Business investment relief allows foreign income or foreign capital gains to be brought to the UK for investment without triggering a remittance.

Investment must be made through either share or loan capital into a limited company engaged in trading, developing or letting property or research and development.

If monies are not invested immediately, they must be invested into a qualifying investment within 45 days of arriving in the UK.  Similar provisions apply with regards to exporting the funds on exit.

The relief can be claimed in conjunction with other reliefs, e.g. EIS.

 

Enterprise Investment Scheme (EIS) is available on investments into new, ordinary shares of unquoted, trading companies.

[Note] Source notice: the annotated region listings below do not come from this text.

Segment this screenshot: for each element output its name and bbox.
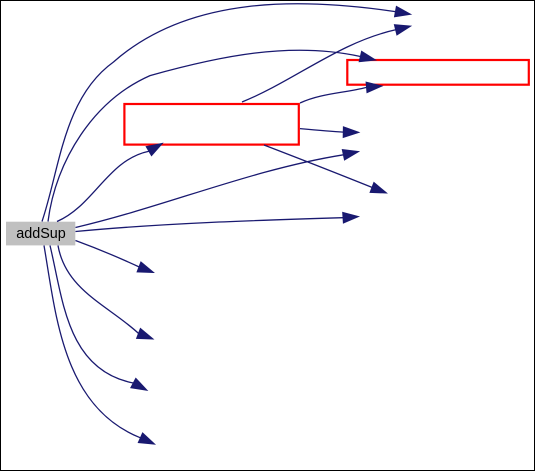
wire edge addSup->f1 (a1)	[42, 4, 395, 222]
node box1 (red, truncated)	[124, 104, 298, 145]
node addSup (current function)	[6, 222, 75, 246]
arrowhead edge addSup->f10 (a10)	[137, 329, 153, 340]
node box2 (red, truncated)	[347, 60, 529, 85]
svg-text:addSup: addSup	[16, 226, 66, 242]
arrowhead edge addSup->f8 (a8)	[343, 212, 359, 223]
arrowhead edge addSup->f11 (a11)	[131, 378, 147, 390]
arrowhead edge addSup->box1 (a13)	[146, 143, 162, 155]
wire edge addSup->f12 (a12)	[44, 246, 140, 438]
arrowhead edge addSup->f6 (a6)	[342, 150, 358, 160]
arrowhead edge addSup->f12 (a12)	[138, 433, 154, 444]
arrowhead edge box1->box2 (a4)	[366, 82, 382, 93]
arrowhead edge box1->f7 (a7)	[370, 183, 386, 194]
wire edge box1->f2 (a2)	[242, 30, 396, 102]
wire edge addSup->f9 (a9)	[76, 241, 140, 267]
wire edge addSup->box2 (a3)	[48, 50, 360, 221]
arrowhead edge box1->f2 (a2)	[394, 25, 410, 35]
wire edge box1->f5 (a5)	[300, 129, 343, 133]
wire edge addSup->f11 (a11)	[50, 246, 133, 384]
arrowhead edge addSup->f1 (a1)	[395, 6, 411, 16]
wire edge addSup->box1 (a13)	[57, 151, 149, 221]
wire edge box1->f7 (a7)	[264, 145, 372, 187]
arrowhead edge addSup->f9 (a9)	[137, 262, 153, 273]
wire edge box1->box2 (a4)	[300, 87, 367, 103]
wire edge addSup->f6 (a6)	[76, 155, 344, 228]
wire edge addSup->f8 (a8)	[76, 218, 344, 232]
wire edge addSup->f10 (a10)	[58, 246, 139, 334]
arrowhead edge addSup->box2 (a3)	[359, 51, 375, 61]
arrowhead edge box1->f5 (a5)	[343, 127, 359, 138]
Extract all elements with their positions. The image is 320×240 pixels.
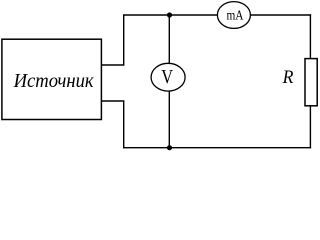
source box (Источник) (2, 39, 102, 119)
wire left vertical top (123, 14, 125, 65)
wire right vertical bottom (from resistor) (309, 104, 311, 148)
wire left vertical bottom (123, 101, 125, 148)
svg-text:V: V (161, 66, 173, 88)
junction node bottom (voltmeter tap) (167, 145, 172, 150)
wire top rail (node A: source + to ammeter) (124, 14, 218, 16)
wire source top terminal (100, 64, 124, 66)
svg-text:R: R (282, 67, 294, 88)
wire right vertical top (to resistor) (309, 14, 311, 59)
junction node top (voltmeter tap) (167, 12, 172, 17)
wire source bottom terminal (100, 100, 124, 102)
svg-text:mA: mA (227, 7, 244, 22)
wire bottom rail (123, 147, 311, 149)
ammeter mA (meter circle) (217, 2, 250, 29)
wire voltmeter bottom lead (168, 90, 170, 148)
wire top rail right (ammeter to resistor top) (250, 14, 311, 16)
svg-text:Источник: Источник (13, 70, 94, 92)
resistor R (rectangle body) (305, 59, 317, 106)
voltmeter V (meter circle) (151, 63, 185, 91)
wire voltmeter top lead (168, 15, 170, 64)
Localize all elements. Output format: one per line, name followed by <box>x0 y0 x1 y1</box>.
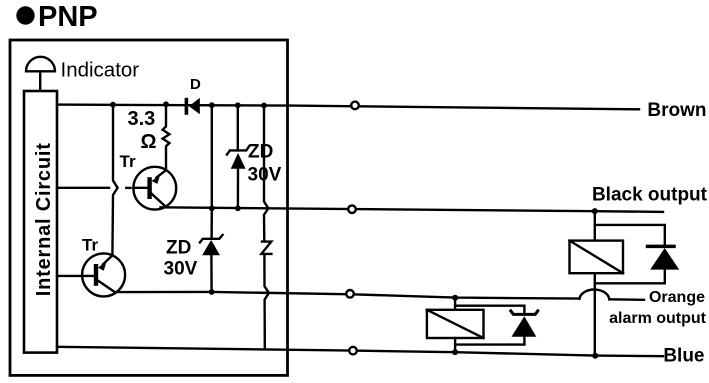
svg-text:Tr: Tr <box>120 152 136 171</box>
wire: +V top rail (Brown line) <box>57 105 639 110</box>
wire hop: orange line over relay 1 lead <box>580 290 610 300</box>
zener ZD2 anode triangle <box>202 240 220 255</box>
svg-text:Indicator: Indicator <box>61 59 140 82</box>
wire: rail to zener ZD1 at x238 <box>237 105 239 150</box>
wire: relay load 2 to blue line <box>454 338 456 352</box>
wire: ZD2 to orange line <box>210 255 213 292</box>
junction: rail / resistor branch <box>163 101 169 107</box>
outer enclosure box <box>10 40 288 375</box>
relay load 2 box <box>427 310 484 338</box>
junction: rail / surge element branch <box>261 103 267 109</box>
wire: orange alarm line <box>115 292 580 299</box>
junction: x238 / black line <box>235 205 241 211</box>
svg-text:3.3: 3.3 <box>128 108 156 130</box>
wire: flyback diode 2 top branch <box>455 306 524 313</box>
terminal: brown lead <box>351 102 359 110</box>
wire: rail to Tr2 emitter with hop over Tr1 base wire <box>112 105 117 256</box>
wire: relay load 1 to blue line <box>594 273 596 356</box>
wire: flyback diode 2 bottom branch <box>455 337 524 345</box>
wire: black line down to zener ZD2 <box>210 208 213 238</box>
wire: rail down x264 with hop over black line <box>264 105 268 241</box>
zener ZD1 anode triangle <box>231 153 246 169</box>
svg-text:D: D <box>190 76 201 93</box>
surge element Z <box>261 242 271 254</box>
wire: ZD1 to black line <box>237 169 240 209</box>
wire: flyback diode 1 bottom branch <box>595 269 665 283</box>
junction: rail / Tr2 emitter branch <box>110 102 116 108</box>
junction: rail / ZD2 branch <box>209 102 215 108</box>
transistor Tr1 (upper PNP) <box>133 167 176 210</box>
indicator lamp <box>26 57 55 91</box>
svg-text:30V: 30V <box>164 259 198 280</box>
terminal: black lead <box>348 205 356 213</box>
svg-text:PNP: PNP <box>38 1 98 33</box>
wire: orange line right segment <box>609 298 644 301</box>
diode D cathode bar <box>185 98 189 115</box>
zener ZD1 cathode bar <box>227 146 249 154</box>
junction: orange line / relay load 2 <box>452 295 458 301</box>
junction: relay load 1 / blue line <box>592 353 598 359</box>
wire: blue 0V line <box>57 347 663 356</box>
flyback diode 2 cathode bar <box>511 311 538 315</box>
junction: black line / relay load 1 <box>592 208 598 214</box>
resistor 3.3 ohm <box>163 104 170 170</box>
svg-text:Tr: Tr <box>82 236 98 255</box>
zener ZD2 cathode bar <box>200 235 223 243</box>
svg-text:ZD: ZD <box>248 142 273 163</box>
flyback diode 1 cathode bar <box>648 245 675 249</box>
relay load 2 diagonal <box>427 310 484 338</box>
junction: rail / ZD1 branch <box>235 102 241 108</box>
terminal: blue lead <box>349 347 357 355</box>
svg-text:ZD: ZD <box>166 238 191 259</box>
svg-text:alarm output: alarm output <box>609 310 707 327</box>
wire: Tr1 base from internal circuit <box>57 187 109 189</box>
wire: Tr1 base stub <box>126 187 130 189</box>
wire: black line to relay load 1 <box>594 211 596 241</box>
junction: relay load 2 / blue line <box>452 349 458 355</box>
wire: flyback diode 1 top branch <box>595 225 665 246</box>
flyback diode 1 anode triangle <box>650 248 679 270</box>
junction: x212 / black line <box>209 205 215 211</box>
relay load 1 box <box>570 241 624 274</box>
svg-text:Brown: Brown <box>647 100 706 121</box>
flyback diode 2 anode triangle <box>512 316 537 337</box>
wire: surge element down with hop over orange line to blue line <box>264 254 269 347</box>
junction: x212 / orange line <box>209 289 215 295</box>
title bullet <box>16 6 34 24</box>
diode D anode triangle <box>189 98 200 115</box>
internal circuit block <box>24 91 57 353</box>
svg-text:Orange: Orange <box>649 289 705 306</box>
svg-text:Ω: Ω <box>141 131 157 153</box>
wire: orange line to relay load 2 <box>454 298 456 310</box>
svg-text:Black output: Black output <box>592 185 708 206</box>
wire: rail to black line at x212 <box>211 105 213 208</box>
terminal: orange lead <box>346 290 354 298</box>
svg-text:Blue: Blue <box>663 346 704 367</box>
relay load 1 diagonal <box>570 241 624 274</box>
svg-text:Internal Circuit: Internal Circuit <box>33 142 55 296</box>
wire: black output line <box>161 207 664 212</box>
transistor Tr2 (lower PNP) <box>57 253 125 296</box>
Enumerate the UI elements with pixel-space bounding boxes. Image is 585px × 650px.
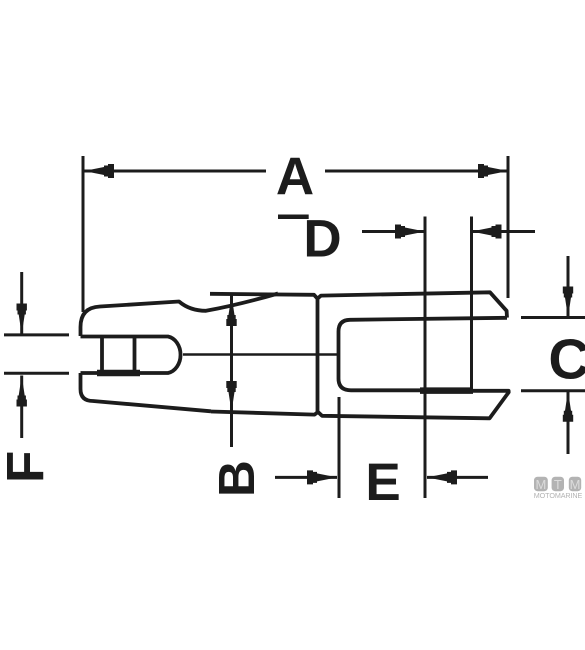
svg-text:T: T [554,477,562,492]
svg-text:MOTOMARINE: MOTOMARINE [534,491,583,500]
svg-text:B: B [208,460,265,497]
svg-text:M: M [535,477,546,492]
svg-text:C: C [548,328,585,392]
svg-text:F: F [0,451,56,483]
svg-text:M: M [570,477,581,492]
svg-text:D: D [303,210,341,269]
svg-text:E: E [365,453,400,512]
svg-text:A: A [276,148,314,207]
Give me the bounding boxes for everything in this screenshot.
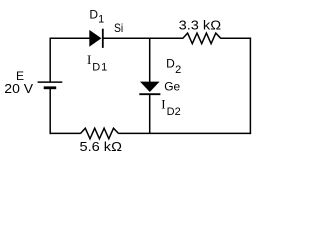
diode D1 <box>89 29 103 48</box>
wire top-left segment (battery top to D1 anode) <box>50 37 90 39</box>
battery E <box>38 82 63 88</box>
svg-text:2: 2 <box>175 64 181 76</box>
label E <box>16 69 24 83</box>
diode D2 <box>139 82 160 95</box>
wire bottom-right segment (right corner to R2) <box>118 132 251 134</box>
svg-text:D: D <box>89 7 98 21</box>
svg-text:5.6 kΩ: 5.6 kΩ <box>80 139 123 154</box>
svg-text:D: D <box>166 56 175 70</box>
label 3.3 kOhm <box>179 17 222 32</box>
wire top-right segment (R1 to right corner) <box>221 37 252 39</box>
label 20 V <box>4 81 33 96</box>
label Si <box>114 21 123 35</box>
resistor R1 3.3k zigzag <box>183 33 221 44</box>
wire left vertical lower (battery minus to bottom corner) <box>49 88 51 134</box>
wire top-middle segment (D1 cathode past junction to R1) <box>103 37 183 39</box>
svg-text:20 V: 20 V <box>4 81 33 96</box>
label D1 <box>89 7 104 25</box>
wire left vertical upper (top corner to battery plus) <box>49 38 51 83</box>
svg-text:I: I <box>87 52 91 67</box>
label D2 <box>166 56 181 76</box>
wire right vertical <box>249 38 251 135</box>
label ID1 <box>87 52 107 74</box>
label ID2 <box>161 96 181 118</box>
svg-text:1: 1 <box>98 13 104 25</box>
wire middle vertical lower (D2 cathode to bottom wire) <box>149 94 151 133</box>
label 5.6 kOhm <box>80 139 123 154</box>
wire bottom-left segment (R2 to left corner) <box>50 132 81 134</box>
label Ge <box>164 80 180 94</box>
svg-text:Si: Si <box>114 21 123 35</box>
svg-text:D2: D2 <box>167 106 181 118</box>
svg-text:Ge: Ge <box>164 80 180 94</box>
wire middle vertical upper (junction to D2 anode) <box>149 38 151 82</box>
svg-text:I: I <box>161 96 165 111</box>
svg-text:D1: D1 <box>92 61 107 73</box>
resistor R2 5.6k zigzag <box>81 128 119 139</box>
svg-text:3.3 kΩ: 3.3 kΩ <box>179 17 222 32</box>
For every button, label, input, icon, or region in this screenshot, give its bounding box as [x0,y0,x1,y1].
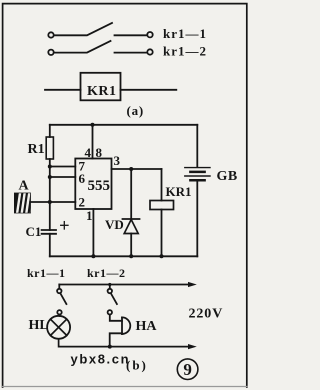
svg-text:GB: GB [217,169,238,184]
svg-text:2: 2 [79,195,86,210]
svg-text:KR1: KR1 [87,84,117,99]
svg-text:1: 1 [86,208,93,223]
svg-text:3: 3 [114,153,121,168]
svg-text:HL: HL [29,318,49,333]
svg-text:ybx8.cn: ybx8.cn [71,352,131,367]
svg-text:kr1—1: kr1—1 [27,266,66,280]
svg-text:kr1—2: kr1—2 [87,266,126,280]
svg-text:kr1—2: kr1—2 [163,44,207,59]
svg-text:220V: 220V [189,307,224,322]
svg-text:9: 9 [183,360,192,379]
svg-text:VD: VD [105,217,124,232]
svg-text:HA: HA [136,319,158,334]
svg-text:(a): (a) [127,103,145,118]
svg-text:A: A [19,178,30,193]
svg-text:R1: R1 [28,142,45,157]
svg-text:6: 6 [79,171,86,186]
svg-text:555: 555 [88,178,111,194]
svg-text:4: 4 [85,145,92,160]
svg-text:8: 8 [96,145,103,160]
svg-text:kr1—1: kr1—1 [163,26,207,41]
svg-text:C1: C1 [26,224,42,239]
svg-text:KR1: KR1 [166,184,192,199]
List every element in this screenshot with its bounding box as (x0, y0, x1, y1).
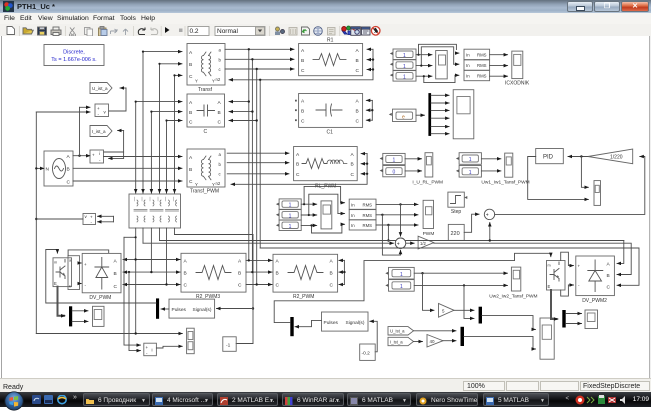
svg-text:A: A (301, 99, 305, 105)
mux40 (461, 327, 465, 346)
wire gain5 to mux5 (454, 309, 474, 311)
wire C.A input (136, 101, 182, 103)
svg-text:A: A (356, 48, 360, 54)
svg-text:In: In (351, 213, 355, 218)
RMS block 2 (464, 60, 490, 70)
display 2 (385, 280, 414, 292)
svg-text:B: B (276, 270, 279, 276)
wires R2_PWM3 to R2_PWM (246, 259, 272, 261)
svg-text:RMS: RMS (477, 74, 487, 79)
scope ICXODNIK (505, 51, 530, 86)
svg-text:n2: n2 (216, 181, 221, 186)
svg-text:Y: Y (195, 182, 198, 187)
from tag I_ist_a (388, 337, 414, 345)
svg-text:C: C (607, 285, 611, 291)
svg-text:a: a (219, 152, 222, 157)
wire 1/220 to PID (568, 156, 588, 158)
svg-text:1: 1 (403, 75, 406, 81)
gate loop wires Q1 (68, 250, 109, 256)
display 1b (Uw1 group) (456, 166, 482, 178)
constant 220 (448, 224, 464, 240)
wire C right port C to tap (229, 120, 257, 122)
svg-text:1/2: 1/2 (420, 241, 426, 246)
phase row B wire (123, 271, 151, 273)
wire display5 to selector2 (301, 214, 317, 216)
svg-text:In: In (351, 223, 355, 228)
wire I tag to gain40 (414, 341, 423, 343)
svg-text:m: m (54, 261, 57, 265)
svg-text:C: C (218, 120, 222, 126)
svg-text:B: B (296, 162, 299, 168)
gain K (PWM) (418, 236, 434, 249)
left window border (1, 36, 3, 378)
svg-text:B: B (330, 270, 333, 276)
svg-text:RMS: RMS (477, 63, 487, 68)
svg-text:1: 1 (469, 157, 472, 163)
wire into multiwinding top port 2 (142, 52, 144, 193)
svg-text:RMS: RMS (363, 223, 373, 228)
voltage measurement V1 (36, 104, 108, 117)
sum circle 2 redraw over buses (395, 238, 405, 251)
wire vertical tap phase a (248, 49, 250, 260)
svg-text:1: 1 (393, 158, 396, 164)
svg-text:i: i (99, 151, 100, 156)
svg-text:1: 1 (289, 213, 292, 219)
svg-text:v: v (85, 214, 88, 219)
svg-text:0: 0 (393, 170, 396, 176)
svg-text:b: b (219, 58, 222, 63)
wire RMS5 down loop into sum2 bottom (382, 215, 400, 255)
wire mux40 to scope4 (464, 336, 536, 349)
svg-text:m: m (548, 264, 551, 268)
wire Transf_PWM.b to RL.B (227, 162, 289, 164)
display e (389, 109, 416, 121)
wire into S1 plus (124, 237, 141, 345)
svg-text:A: A (114, 259, 118, 265)
wire RMS3 to ICXODNIK (490, 75, 508, 77)
scope PWM (423, 200, 435, 237)
bus wire y248 to DV_PWM2 C (260, 248, 639, 285)
resistor block R2_PWM3 (181, 253, 246, 299)
sum circle (U regulation) (484, 209, 494, 222)
svg-text:In: In (466, 63, 470, 68)
wire from multiwinding bottom port 5 (166, 228, 168, 285)
wire demux out 6 (431, 133, 449, 135)
wire display e to demux (416, 114, 425, 116)
svg-text:v: v (104, 110, 107, 115)
wire vertical tap neutral (259, 80, 261, 248)
gain K output bus to DV_PWM2 B (434, 243, 631, 274)
bus y240 down to DV_PWM2 A (617, 241, 624, 264)
PID controller (536, 149, 564, 164)
svg-text:Step: Step (451, 209, 462, 215)
wire Transf_PWM.a to RL.A (227, 152, 289, 154)
demux Q1 (69, 306, 72, 326)
wire RMS6 to PWM scope (376, 224, 418, 226)
svg-text:C: C (330, 283, 334, 289)
svg-text:A: A (189, 50, 193, 56)
svg-text:N: N (46, 167, 50, 173)
wire PID out loop to scope (528, 157, 589, 200)
diode rectifier DV_PWM (82, 253, 121, 301)
bus wire y243 to sum2 (143, 242, 394, 244)
wire demux Q1 out 1 (72, 310, 88, 312)
constant -0.2 (360, 344, 376, 360)
svg-text:-: - (578, 283, 580, 288)
svg-text:-: - (146, 351, 148, 356)
wire C right port B to tap (229, 111, 252, 113)
scope DV (93, 306, 105, 326)
right window border (649, 36, 651, 378)
svg-text:Discrete,: Discrete, (63, 50, 85, 56)
wire into multiwinding top port 4 (159, 64, 161, 193)
svg-text:B: B (238, 270, 241, 276)
sum circle 2 (PWM) (395, 238, 405, 251)
svg-text:c: c (219, 67, 222, 72)
wire demux out 2 (431, 102, 449, 104)
wire demux Q2 out 1 (566, 313, 582, 315)
svg-text:c: c (219, 172, 222, 177)
gain 1/220 (flipped) (588, 149, 633, 164)
svg-text:Pulses: Pulses (324, 320, 339, 326)
wire Transf.A input (143, 51, 182, 53)
goto tag I_ist_a (90, 126, 124, 159)
wire Transf.C input (175, 74, 183, 76)
gain 5 (439, 304, 455, 318)
svg-text:n2: n2 (216, 77, 221, 82)
svg-text:Y: Y (212, 182, 215, 187)
svg-text:A: A (276, 259, 280, 265)
bus wire y237 (124, 236, 136, 238)
capacitor block C (187, 94, 225, 135)
svg-text:Pulses: Pulses (172, 307, 187, 313)
svg-text:+: + (146, 345, 149, 350)
wire from multiwinding bottom port 2 (142, 228, 144, 243)
selector bypass loops (PWM group) (303, 186, 345, 233)
wire const -0.2 to pulses2 (370, 321, 377, 352)
signal selector block (top) (436, 51, 448, 79)
svg-text:C: C (351, 172, 355, 178)
scope DV2 (585, 310, 598, 329)
wire sum up input (489, 223, 491, 241)
svg-text:A: A (238, 259, 242, 265)
demux (big) (428, 93, 431, 136)
wire RMS2 to ICXODNIK (490, 65, 508, 67)
svg-text:B: B (356, 109, 359, 115)
svg-text:-: - (85, 283, 87, 288)
svg-text:A: A (189, 155, 193, 161)
svg-text:A: A (607, 261, 611, 267)
svg-text:C: C (189, 179, 193, 185)
capacitor block C1 (295, 94, 373, 136)
wire C.B input (151, 111, 182, 113)
wire DVPWM row to scope3 top (36, 333, 182, 335)
wire I1 to Transf_PWM A (104, 156, 183, 158)
wire demux out 5 (431, 126, 449, 128)
R2_PWM outputs tied (339, 260, 346, 284)
gate wire demux1 to Q1 (46, 250, 156, 304)
wire Transf.B input (160, 63, 183, 65)
svg-text:1: 1 (403, 53, 406, 59)
svg-text:DV_PWM2: DV_PWM2 (582, 298, 607, 304)
wire demux out 4 (431, 117, 449, 119)
svg-text:Transf_PWM: Transf_PWM (190, 189, 219, 195)
resistor block R1 (299, 38, 363, 76)
thick gate bus Q2 to demux (551, 290, 557, 319)
current measurement I1 (90, 150, 104, 163)
demux pulses2 (290, 317, 293, 336)
svg-text:Uw2_Iw2_Tansf_PWM: Uw2_Iw2_Tansf_PWM (489, 294, 537, 300)
wire demux Q1 out 2 (72, 320, 88, 322)
svg-text:1: 1 (400, 272, 403, 278)
svg-text:B: B (301, 109, 304, 115)
wire RMS1 to ICXODNIK (490, 54, 508, 56)
RMS5 (349, 210, 376, 220)
wire into multiwinding top port 3 (150, 112, 152, 193)
svg-text:1/220: 1/220 (610, 155, 623, 161)
wire Transf.a to R1.A (225, 48, 294, 50)
sum block S1 (144, 343, 157, 356)
resistor block R2_PWM (273, 254, 338, 299)
wire vertical tap phase b (251, 59, 253, 272)
svg-text:B: B (607, 273, 610, 279)
display group PWM: displays (276, 199, 301, 209)
svg-text:E: E (548, 284, 551, 289)
RMS block 3 (464, 70, 490, 80)
diode block D1 (68, 256, 80, 290)
svg-text:C: C (296, 172, 300, 178)
wire source B to Transf_PWM B (73, 167, 182, 169)
wire RMS4 down into sum2 (400, 204, 402, 236)
svg-text:Signal(s): Signal(s) (346, 320, 365, 326)
wire RMS4 to PWM scope (376, 203, 418, 205)
svg-text:Uw1_Iw1_Tansf_PWM: Uw1_Iw1_Tansf_PWM (481, 179, 529, 185)
wire demux out 1 (431, 94, 449, 96)
svg-text:Signal(s): Signal(s) (193, 307, 212, 313)
svg-text:RMS: RMS (363, 202, 373, 207)
IGBT transistor Q1 (53, 258, 72, 287)
wire D1 to DV_PWM plus (80, 262, 82, 264)
wire C right port A to tap (229, 101, 249, 103)
svg-text:B: B (189, 110, 192, 116)
wire Transf.b to R1.B (225, 58, 294, 60)
svg-text:B: B (114, 271, 117, 277)
wire display7 to scope Uw2 (414, 272, 507, 274)
pulse generator 1 (169, 299, 215, 318)
wire demux Q2 out 2 (566, 323, 582, 325)
display 3 (390, 71, 416, 82)
scope I_U_RL_PWM (412, 153, 443, 186)
svg-text:C: C (204, 129, 208, 135)
svg-text:C: C (67, 180, 71, 186)
display group U I R1: display 1 (390, 49, 416, 60)
svg-text:-1: -1 (226, 343, 231, 349)
vertical x253 to pulse gen 1 (252, 235, 254, 344)
svg-text:C: C (189, 120, 193, 126)
display 1 (Uw1 group) (456, 153, 482, 165)
svg-text:A: A (330, 259, 334, 265)
wire into multiwinding top port 5 (166, 121, 168, 194)
svg-text:B: B (189, 62, 192, 68)
svg-text:i: i (152, 348, 153, 353)
svg-text:Y: Y (195, 79, 198, 84)
svg-text:B: B (301, 58, 304, 64)
gate wire demux2 to Q2 (274, 253, 551, 322)
gate loop wires Q2 (561, 252, 574, 265)
svg-text:B: B (184, 270, 187, 276)
svg-text:U_ist_a: U_ist_a (92, 86, 108, 91)
svg-text:1: 1 (400, 284, 403, 290)
svg-text:B: B (356, 58, 359, 64)
display 0 (RL group) (380, 166, 405, 177)
svg-text:C: C (184, 283, 188, 289)
svg-text:1: 1 (469, 170, 472, 176)
from tag U_ist_a (388, 327, 414, 335)
phase row C wire (123, 284, 167, 286)
svg-text:R1: R1 (327, 38, 334, 44)
svg-text:A: A (356, 99, 360, 105)
wire pulses1 to demux (161, 308, 169, 310)
svg-text:1: 1 (289, 203, 292, 209)
step block (448, 192, 467, 215)
svg-text:C: C (238, 283, 242, 289)
wire S1 to scope3 (156, 346, 182, 348)
wire C.C input (167, 120, 183, 122)
wire from multiwinding bottom port 6 (174, 228, 176, 235)
svg-text:40: 40 (430, 339, 436, 344)
svg-text:PID: PID (543, 155, 554, 161)
bus wire y240 (160, 240, 624, 242)
transformer Transf (187, 44, 225, 94)
pulse generator 2 (322, 312, 369, 331)
wire gain40 to mux40 (443, 340, 456, 342)
svg-text:I_U_RL_PWM: I_U_RL_PWM (412, 180, 443, 186)
svg-text:A: A (296, 152, 300, 158)
wire U tag to mux40 (414, 330, 457, 332)
display 2 (390, 60, 416, 71)
wire Transf_PWM.c to RL.C (227, 173, 289, 175)
phase row A wire (123, 259, 136, 261)
wire pulses2 to demux2 (295, 320, 322, 326)
svg-text:I_ist_a: I_ist_a (390, 339, 403, 344)
wire vertical tap phase c (256, 69, 258, 285)
svg-text:A: A (351, 152, 355, 158)
transformer Transf_PWM (187, 149, 225, 195)
svg-text:C: C (356, 119, 360, 125)
svg-text:I_ist_a: I_ist_a (92, 129, 106, 134)
svg-text:C: C (356, 68, 360, 74)
svg-text:+: + (84, 262, 87, 267)
wire source C to Transf_PWM C (73, 180, 182, 182)
inductor block RL_PWM (294, 147, 358, 190)
wire into multiwinding top port 1 (135, 102, 137, 193)
wire sum output right and up to 1/220 (495, 157, 645, 215)
wire R1 outputs tied (229, 49, 374, 80)
svg-text:RMS: RMS (477, 53, 487, 58)
wire 220 to sum circle (464, 214, 479, 232)
svg-text:C: C (301, 68, 305, 74)
wire display1 to selector (416, 54, 432, 56)
svg-text:A: A (67, 154, 71, 160)
svg-text:5: 5 (442, 309, 445, 314)
svg-text:In: In (466, 53, 470, 58)
svg-text:E: E (54, 281, 57, 286)
diode rectifier DV_PWM2 (576, 256, 615, 304)
svg-text:-: - (99, 158, 101, 163)
powergui block (44, 45, 104, 66)
svg-text:+: + (578, 264, 581, 269)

EIS reliefs include 30% Income Tax Relief, Capital Gains Tax (CGT) deferral on investment and CGT free exit provided the qualifying conditions are met throughout.

The shares must be held for at least three years.

In addition, if the venture fails, loss relief is available.

 

Entrepreneur’s relief has hitherto been available to individuals and trustees who dispose of shares of a trading company or the whole or part of a trading business.

On a disposal of shares, the individual must have held at least 5% of the company’s ordinary share capital and be an officer or employee.  These conditions must have been met for at least 12 months.

Subject to the qualifying conditions, gains are then taxed at 10% (with a lifetime limit of £10 million of capital gains).

In the March 2016 Budget, the Government announced that entrepreneur’s relief will now be available to individuals who subscribe for new shares in qualifying companies after 17 March 2016 and hold the shares for at least three years (but are not officers or employees).

The limit is again £10 million of gains, but this is separate from the allowance for working shareholders.